Легенда о воре (Гомес-Хурадо) - страница 41

- Не волнуйся, парень. Это просто фингал.

Санчо узнал голос Гильермо и сдержал гримасу. По его вине он попал в эту переделку. Англичанин был рядом и протирал раны на его лице тряпкой, смоченной в ​​вине.

- Вино из бочки, которую ты открыл с такой смелостью. Твой хозяин заставил меня купить ее целиком. Жаль, что приходится растрачивать его таким образом.

- Днем у вас также было не много времени, чтобы им насладиться, - буркнул в ответ Санчо.

- Это было не днем, малыш. А два дня назад. Всё это время ты был одной ногой на берегу Леты, - он замолчал, сообразив, что говорит всего лишь с бедным мальчиком из таверны. - Извини. Лета - одна из рек царства Аида...

- Я знаю, что такое Лета. Вот бы мне выпить стаканчик воды из нее, чтобы я смог позабыть эту боль.

Гильермо посмотрел на него с недоумением, пораженный тем, что Санчо знает такие вещи. Но парень ничего не заметил, поскольку закрыл глаза.
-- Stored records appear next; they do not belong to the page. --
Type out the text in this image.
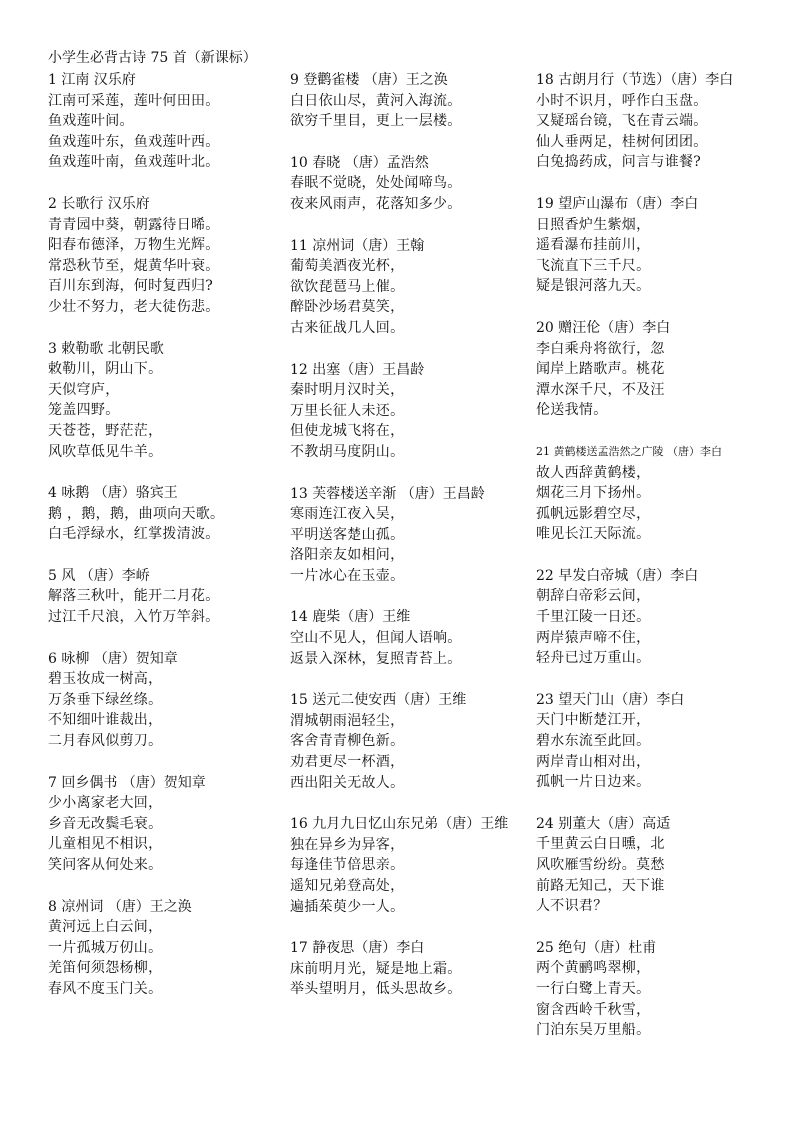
小学生必背古诗 75 首（新课标）
1 江南 汉乐府
江南可采莲，莲叶何田田。
鱼戏莲叶间。
鱼戏莲叶东，鱼戏莲叶西。
鱼戏莲叶南，鱼戏莲叶北。
2 长歌行 汉乐府
青青园中葵，朝露待日晞。
阳春布德泽，万物生光辉。
常恐秋节至，焜黄华叶衰。
百川东到海，何时复西归?
少壮不努力，老大徒伤悲。
3 敕勒歌 北朝民歌
敕勒川，阴山下。
天似穹庐，
笼盖四野。
天苍苍，野茫茫，
风吹草低见牛羊。
4 咏鹅 （唐）骆宾王
鹅 ，鹅，鹅，曲项向天歌。
白毛浮绿水，红掌拨清波。
5 风 （唐）李峤
解落三秋叶，能开二月花。
过江千尺浪，入竹万竿斜。
6 咏柳 （唐）贺知章
碧玉妆成一树高，
万条垂下绿丝绦。
不知细叶谁裁出，
二月春风似剪刀。
7 回乡偶书 （唐）贺知章
少小离家老大回，
乡音无改鬓毛衰。
儿童相见不相识，
笑问客从何处来。
8 凉州词 （唐）王之涣
黄河远上白云间，
一片孤城万仞山。
羌笛何须怨杨柳，
春风不度玉门关。
9 登鹳雀楼 （唐）王之涣
白日依山尽，黄河入海流。
欲穷千里目，更上一层楼。
10 春晓 （唐）孟浩然
春眠不觉晓，处处闻啼鸟。
夜来风雨声，花落知多少。
11 凉州词（唐）王翰
葡萄美酒夜光杯，
欲饮琵琶马上催。
醉卧沙场君莫笑，
古来征战几人回。
12 出塞（唐）王昌龄
秦时明月汉时关，
万里长征人未还。
但使龙城飞将在，
不教胡马度阴山。
13 芙蓉楼送辛渐 （唐）王昌龄
寒雨连江夜入吴，
平明送客楚山孤。
洛阳亲友如相问，
一片冰心在玉壶。
14 鹿柴（唐）王维
空山不见人，但闻人语响。
返景入深林，复照青苔上。
15 送元二使安西（唐）王维
渭城朝雨浥轻尘，
客舍青青柳色新。
劝君更尽一杯酒，
西出阳关无故人。
16 九月九日忆山东兄弟（唐）王维
独在异乡为异客，
每逢佳节倍思亲。
遥知兄弟登高处，
遍插茱萸少一人。
17 静夜思（唐）李白
床前明月光，疑是地上霜。
举头望明月，低头思故乡。
18 古朗月行（节选）（唐）李白
小时不识月，呼作白玉盘。
又疑瑶台镜，飞在青云端。
仙人垂两足，桂树何团团。
白兔捣药成，问言与谁餐?
19 望庐山瀑布（唐）李白
日照香炉生紫烟，
遥看瀑布挂前川，
飞流直下三千尺。
疑是银河落九天。
20 赠汪伦（唐）李白
李白乘舟将欲行，忽
闻岸上踏歌声。桃花
潭水深千尺，不及汪
伦送我情。
21 黄鹤楼送孟浩然之广陵 （唐）李白
故人西辞黄鹤楼，
烟花三月下扬州。
孤帆远影碧空尽，
唯见长江天际流。
22 早发白帝城（唐）李白
朝辞白帝彩云间，
千里江陵一日还。
两岸猿声啼不住，
轻舟已过万重山。
23 望天门山（唐）李白
天门中断楚江开，
碧水东流至此回。
两岸青山相对出，
孤帆一片日边来。
24 别董大（唐）高适
千里黄云白日曛，北
风吹雁雪纷纷。莫愁
前路无知己，天下谁
人不识君？
25 绝句（唐）杜甫
两个黄鹂鸣翠柳，
一行白鹭上青天。
窗含西岭千秋雪，
门泊东吴万里船。
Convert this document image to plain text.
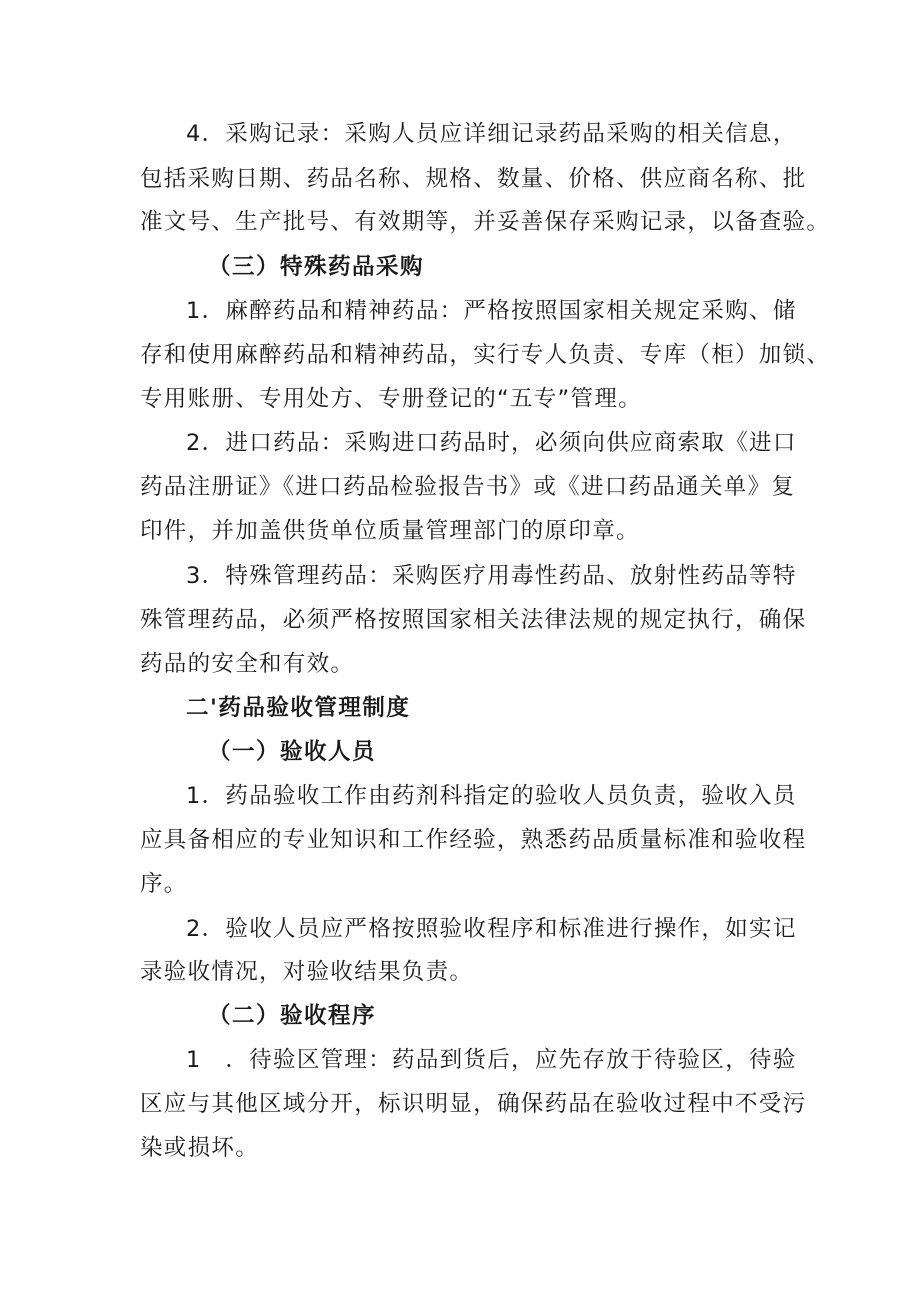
4．采购记录：采购人员应详细记录药品采购的相关信息，
包括采购日期、药品名称、规格、数量、价格、供应商名称、批
准文号、生产批号、有效期等，并妥善保存采购记录，以备查验。
（三）特殊药品采购
1．麻醉药品和精神药品：严格按照国家相关规定采购、储
存和使用麻醉药品和精神药品，实行专人负责、专库（柜）加锁、
专用账册、专用处方、专册登记的“五专”管理。
2．进口药品：采购进口药品时，必须向供应商索取《进口
药品注册证》《进口药品检验报告书》或《进口药品通关单》复
印件，并加盖供货单位质量管理部门的原印章。
3．特殊管理药品：采购医疗用毒性药品、放射性药品等特
殊管理药品，必须严格按照国家相关法律法规的规定执行，确保
药品的安全和有效。
二'药品验收管理制度
（一）验收人员
1．药品验收工作由药剂科指定的验收人员负责，验收入员
应具备相应的专业知识和工作经验，熟悉药品质量标准和验收程
序。
2．验收人员应严格按照验收程序和标准进行操作，如实记
录验收情况，对验收结果负责。
（二）验收程序
1　．待验区管理：药品到货后，应先存放于待验区，待验
区应与其他区域分开，标识明显，确保药品在验收过程中不受污
染或损坏。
- Забвение, - прошептал англичанин. - Мне это знакомо. Я тоже пытался его найти.

- Вы поэтому напились, словно хотели утопить в вине свою жизнь?

- Женское пренебрежение, полное плохих воспоминаний прошлое и будущее, в котором больше тени, чем света. Какие еще нужны причины? Просто бывают дни, когда слишком больно пребывать в сознании.

Санчо снова открыл здоровый глаз. Англичанин отвел взгляд с явным смущением и погрузился в длительное молчание.

- Чем вы занимаетесь в Севилье, дон Гильермо?

- Не могу тебе этого сказать, - со всей серьезностью ответил тот.

- Но вы ведь не шпион.

Англичанин не ответил. Он снова макнул тряпку в вино и отжал ее. Уже смеркалось, и в комнате было почти темно, но Санчо мог разглядеть руки Гильермо. Они были чистыми и ухоженными, с аккуратно подстриженными ногтями. Но под ногтями виднелась траурная черная полоска. "Чернила, - решил Санчо. - Глубоко под ногтями, словно впитались в кожу".

- Ты меня не выдал, - наконец произнес Гильермо.

- О чем это вы?

- Ты мог бы это сделать и избежать взбучки. Ты стал бы героем, а я попал бы в лапы инквизиции.

"Или еще чего похуже, - с горечью подумал Санчо. - Мой друг Кастро со своими завсегдатаями обеспечили бы его нежным вниманием еще до появления стражи".

Печальная правда заключалась в том, что избежать затрещин хозяина всё равно не удалось бы. Он спрашивал себя, как бы поступил, приди ему в голову подобная мысль. Жизнь другого человека в обмен на собственную боль. Еретика, англичанина, врага. Он бы выдал его? "Возможно, - сказал он себе. - Возможно".

- Я не хотел, чтобы ваша смерть отягчала мою совесть, - заявил Санчо, отчасти чтобы добиться расположения англичанина, а отчасти чтобы убедить самого себя.